Mon | Sep 28, 2020

Several Jamaican hotels being sued in the US, says attorney

Published:Monday | December 10, 2018 | 12:00 AMJanet Silver/Senior Gleaner Writer
Attorney-at-law Michel Morgan.


An increasing number of assault, rape, negligence and personal-injury cases are being filed against Jamaican resorts in federal courts in the United States (US).

That's according to Jamaican-American attorney-at-law Michel Morgan, who specialises in commercial, general and liability cases. Morgan, who is based in South Florida, also manages state and federal lawsuits on behalf of corporations.

She made the disclosure last Friday while addressing a business seminar aimed at educating local tourism and casino industry interests on liability and business operation issues associated with providing services to visitors, namely residents of the US.

The seminar, hosted by local law firm, Clayton Morgan & Associates, was held at Sandals Montego Bay resort in St James.

"There has been considerable growth in the number of lawsuits that have been filed against Jamaican-based hospitality industry resorts in the United States Federal Court," Morgan told the seminar, which had Tourism Minister Edmund Bartlett in attendance.




Morgan noted that Jamaica is among the top four Caribbean countries in terms of visitors from the US. The others are the Dominican Republic, Puerto Rico, and The Bahamas. She said the worrying development of the lawsuits is being reported in the US media, with a heavy focus on Jamaica.

The attorney explained why US citizens choose to file suits against Jamaican businesses in the United States, as opposed to Jamaica, where the injury or other matter occurred.

According to her, most US-based attorneys will take a personal-injury case on a contingency-fee agreement, meaning that there are no upfront, out-of-pocket costs for the plaintiff.

Other factors include the length of time US law allows the complainant to bring a suit, the right to a jury trial in the United States, and the award of damages in the US, which Morgan said are usually "exponential" for the type of injury claims that arise.

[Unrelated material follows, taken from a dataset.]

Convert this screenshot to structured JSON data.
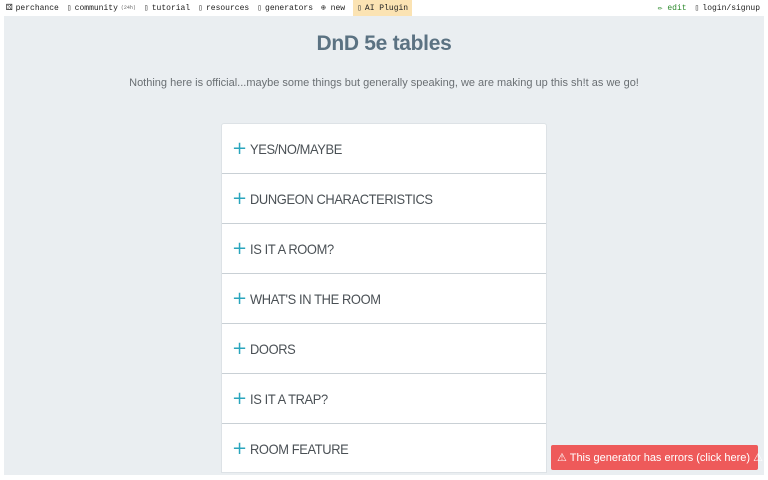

Morgan explained further that there is no cap on the amount of damages that can be awarded in the US, and the loser is not required to pay, as in that country, each party bears their own costs.




"These are some of the issues that are important to recognise as a Jamaican resort or hospitality industry beneficiary, to understand why a United States citizen tries to sue your corporation in the United States rather than on the island," said Morgan.

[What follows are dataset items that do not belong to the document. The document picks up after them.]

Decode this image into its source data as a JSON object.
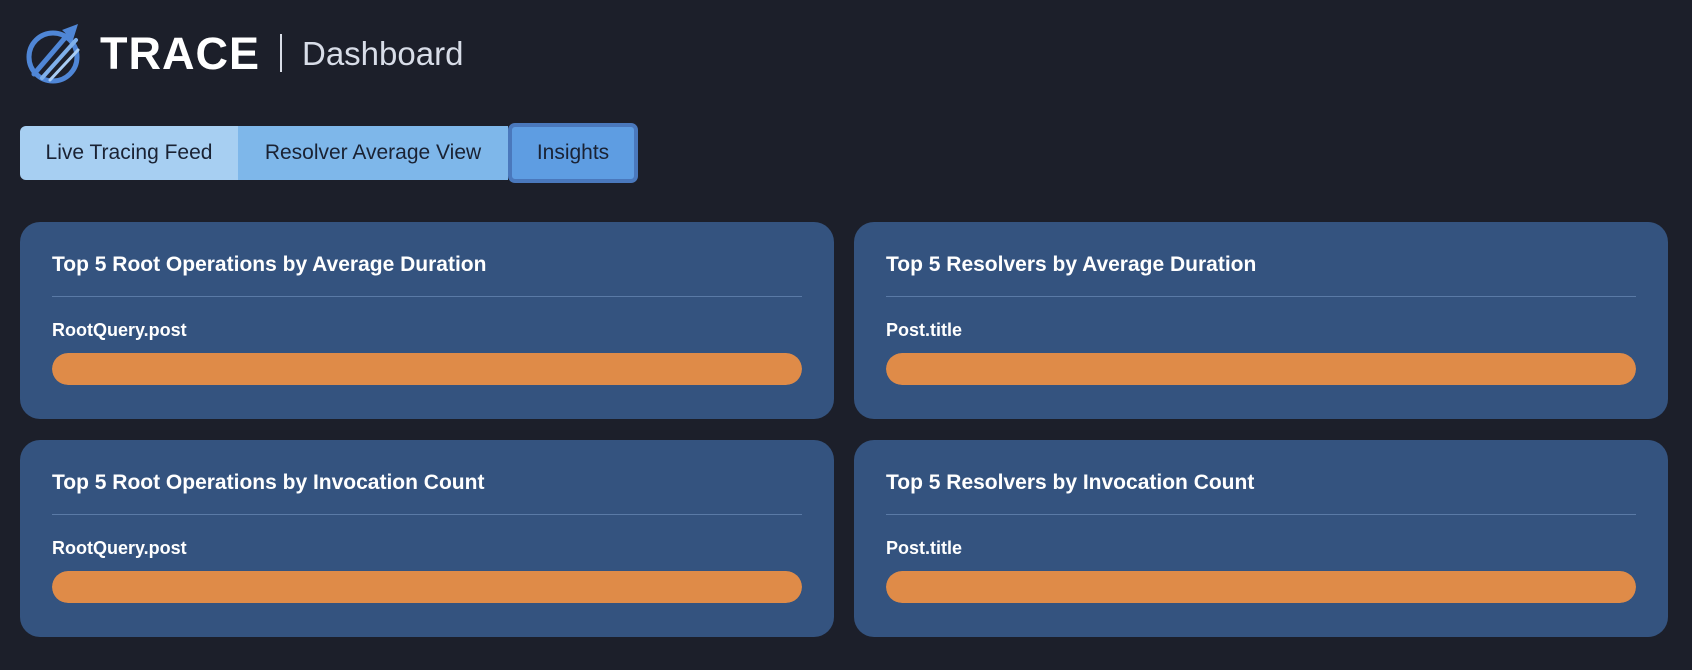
{
  "header": {
    "brand": "TRACE",
    "subtitle": "Dashboard",
    "logo_icon": "trace-logo-icon"
  },
  "tabs": [
    {
      "label": "Live Tracing Feed",
      "active": false
    },
    {
      "label": "Resolver Average View",
      "active": false
    },
    {
      "label": "Insights",
      "active": true
    }
  ],
  "colors": {
    "background": "#1c1f2a",
    "card": "#34537f",
    "bar": "#df8b48",
    "tab_live": "#a7cff2",
    "tab_resolver": "#7eb7ea",
    "tab_active": "#5e9de2"
  },
  "cards": [
    {
      "title": "Top 5 Root Operations by Average Duration",
      "items": [
        {
          "label": "RootQuery.post",
          "fraction": 1.0
        }
      ]
    },
    {
      "title": "Top 5 Resolvers by Average Duration",
      "items": [
        {
          "label": "Post.title",
          "fraction": 1.0
        }
      ]
    },
    {
      "title": "Top 5 Root Operations by Invocation Count",
      "items": [
        {
          "label": "RootQuery.post",
          "fraction": 1.0
        }
      ]
    },
    {
      "title": "Top 5 Resolvers by Invocation Count",
      "items": [
        {
          "label": "Post.title",
          "fraction": 1.0
        }
      ]
    }
  ]
}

The attorney noted that a further disadvantage for Jamaica when cases are litigated in the United States is the cost. She pointed out that personal-injury cases can last from five to eight years, during which time the defendant resort could be faced with legal fees costing between US$300 and US$600 per hour. In the end, such cases could cost two to three times the amount they would cost if they were litigated in Jamaica.

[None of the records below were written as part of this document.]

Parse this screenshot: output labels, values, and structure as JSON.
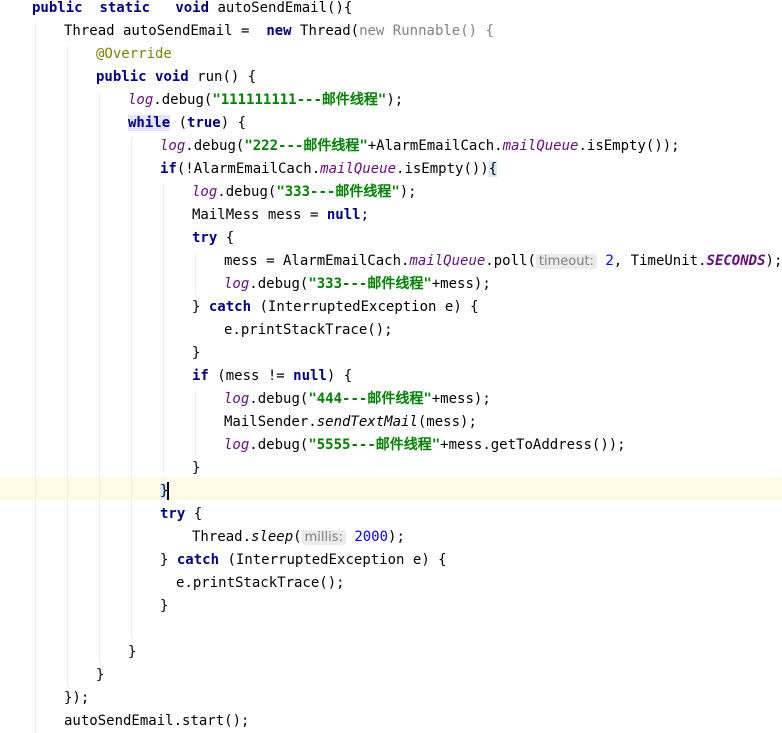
{
  "code": {
    "l0_mod": "public",
    "l0_static": "static",
    "l0_void": "void",
    "l0_sig": "autoSendEmail(){",
    "l1_decl": "Thread autoSendEmail = ",
    "l1_new": "new",
    "l1_thread": "Thread(",
    "l1_new2": "new",
    "l1_runnable": "Runnable() {",
    "l1_end": "",
    "l2_ann": "@Override",
    "l3_public": "public",
    "l3_void": "void",
    "l3_run": "run() {",
    "log": "log",
    "debug_open": ".debug(",
    "str_1": "\"111111111---邮件线程\"",
    "close_semi": ");",
    "l5_while": "while",
    "l5_open": " (",
    "l5_true": "true",
    "l5_close": ") {",
    "str_2": "\"222---邮件线程\"",
    "plus_cache": "+AlarmEmailCach.",
    "mail_queue": "mailQueue",
    "is_empty_close": ".isEmpty());",
    "l7_if": "if",
    "l7_cond": "(!AlarmEmailCach.",
    "l7_is_empty": ".isEmpty())",
    "brace_open": "{",
    "str_3": "\"333---邮件线程\"",
    "l9_decl": "MailMess mess = ",
    "null_kw": "null",
    "semi": ";",
    "try_kw": "try",
    "space_brace": " {",
    "l11_assign": "mess = AlarmEmailCach.",
    "poll_open": ".poll(",
    "hint_timeout": "timeout:",
    "num_2": "2",
    "timeunit": ", TimeUnit.",
    "seconds": "SECONDS",
    "plus_mess": "+mess);",
    "close_brace": "}",
    "catch_kw": "catch",
    "catch_sig": " (InterruptedException e) {",
    "print_stack": "e.printStackTrace();",
    "if_kw": "if",
    "l15_cond": " (mess != ",
    "l15_close": ") {",
    "str_4": "\"444---邮件线程\"",
    "l17_sender": "MailSender.",
    "send_text_mail": "sendTextMail",
    "l17_args": "(mess);",
    "str_5": "\"5555---邮件线程\"",
    "l18_tail": "+mess.getToAddress());",
    "thread_sleep": "Thread.",
    "sleep_kw": "sleep",
    "paren_open": "(",
    "hint_millis": "millis:",
    "num_2000": "2000",
    "close_paren_semi": ");",
    "l28_end": "});",
    "l29_start": "autoSendEmail.start();"
  }
}
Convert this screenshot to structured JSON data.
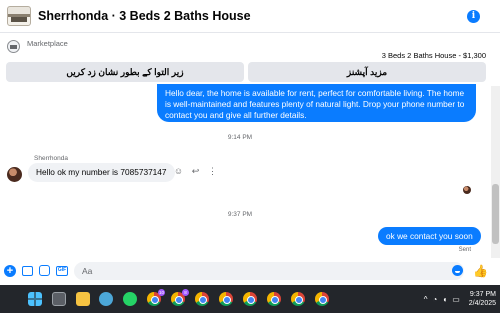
{
  "header": {
    "title": "Sherrhonda · 3 Beds 2 Baths House",
    "info_glyph": "i"
  },
  "marketplace": {
    "label": "Marketplace",
    "listing_summary": "3 Beds 2 Baths House - $1,300"
  },
  "actions": {
    "more_options": "مزید آپشنز",
    "mark_pending": "زیر التوا کے بطور نشان زد کریں"
  },
  "messages": {
    "first_outgoing": "Hello dear, the home is available for rent, perfect for comfortable living. The home is well-maintained and features plenty of natural light. Drop your phone number to contact you and give all further details.",
    "time_1": "9:14 PM",
    "sender_name": "Sherrhonda",
    "incoming": "Hello ok my number is 7085737147",
    "time_2": "9:37 PM",
    "reply": "ok we contact you soon",
    "status": "Sent"
  },
  "composer": {
    "placeholder": "Aa",
    "plus_glyph": "+",
    "gif_glyph": "GIF",
    "like_glyph": "👍"
  },
  "reaction_glyphs": {
    "emoji": "☺",
    "reply": "↩",
    "more": "⋮"
  },
  "taskbar": {
    "badge_1": "10",
    "badge_2": "8",
    "tray_glyphs": {
      "chevron": "^",
      "wifi": "◔",
      "volume": "◖",
      "battery": "▭"
    }
  },
  "clock": {
    "time": "9:37 PM",
    "date": "2/4/2025"
  },
  "colors": {
    "accent": "#0a7cff",
    "bubble_in": "#f0f2f5",
    "taskbar": "#23262b"
  }
}
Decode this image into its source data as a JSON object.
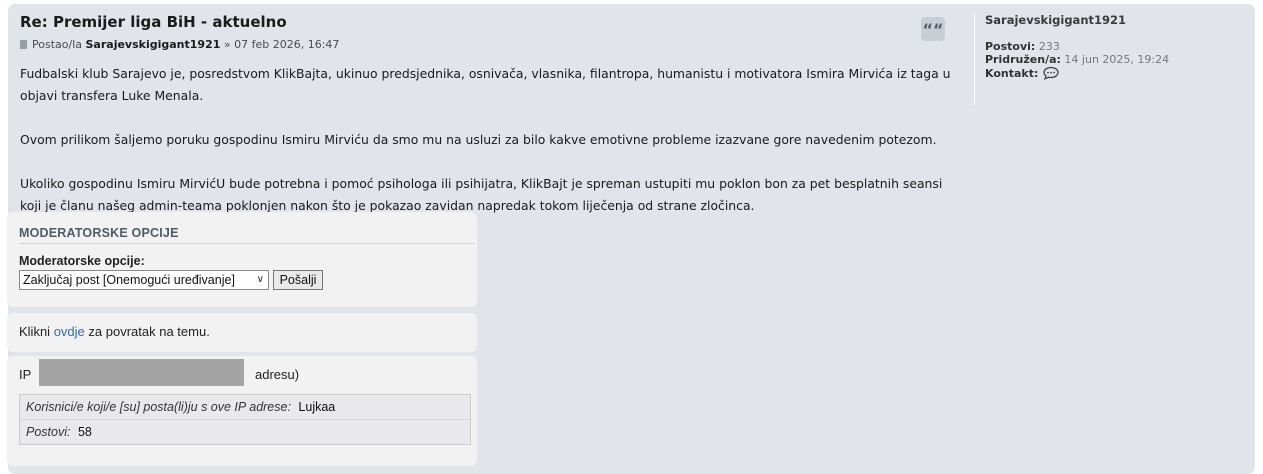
{
  "post": {
    "title": "Re: Premijer liga BiH - aktuelno",
    "meta": {
      "prefix": "Postao/la",
      "author": "Sarajevskigigant1921",
      "date": "» 07 feb 2026, 16:47"
    },
    "quote_glyph": "““",
    "paragraphs": [
      "Fudbalski klub Sarajevo je, posredstvom KlikBajta, ukinuo predsjednika, osnivača, vlasnika, filantropa, humanistu i motivatora Ismira Mirvića iz taga u objavi transfera Luke Menala.",
      "Ovom prilikom šaljemo poruku gospodinu Ismiru Mirviću da smo mu na usluzi za bilo kakve emotivne probleme izazvane gore navedenim potezom.",
      "Ukoliko gospodinu Ismiru MirvićU bude potrebna i pomoć psihologa ili psihijatra, KlikBajt je spreman ustupiti mu poklon bon za pet besplatnih seansi koji je članu našeg admin-teama poklonjen nakon što je pokazao zavidan napredak tokom liječenja od strane zločinca."
    ]
  },
  "profile": {
    "username": "Sarajevskigigant1921",
    "posts_label": "Postovi:",
    "posts_value": "233",
    "joined_label": "Pridružen/a:",
    "joined_value": "14 jun 2025, 19:24",
    "contact_label": "Kontakt:"
  },
  "moderator": {
    "heading": "MODERATORSKE OPCIJE",
    "label": "Moderatorske opcije:",
    "selected_option": "Zaključaj post [Onemogući uređivanje]",
    "submit_label": "Pošalji"
  },
  "back": {
    "prefix": "Klikni",
    "link": "ovdje",
    "suffix": "za povratak na temu."
  },
  "ip": {
    "label": "IP",
    "suffix": "adresu)",
    "users_label": "Korisnici/e koji/e [su] posta(li)ju s ove IP adrese:",
    "users_value": "Lujkaa",
    "posts_label": "Postovi:",
    "posts_value": "58"
  },
  "colors": {
    "post_bg": "#e1e4ea",
    "link": "#2b6bb5",
    "panel_bg": "#f2f2f3"
  }
}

The seminar was told that among the issues that are considered before a case is litigated in a US court is the matter of jurisdiction. As such, the question of whether a US court has jurisdiction over a Jamaican resort arises.

Morgan also urged resort owners to pay attention to issues such as where a resort is incorporated, where its bank accounts are located, where it pays taxes and conducts its core business, as well as where and how it advertises its products. These, she explained, could establish minimal contact and help determine where a case is tried.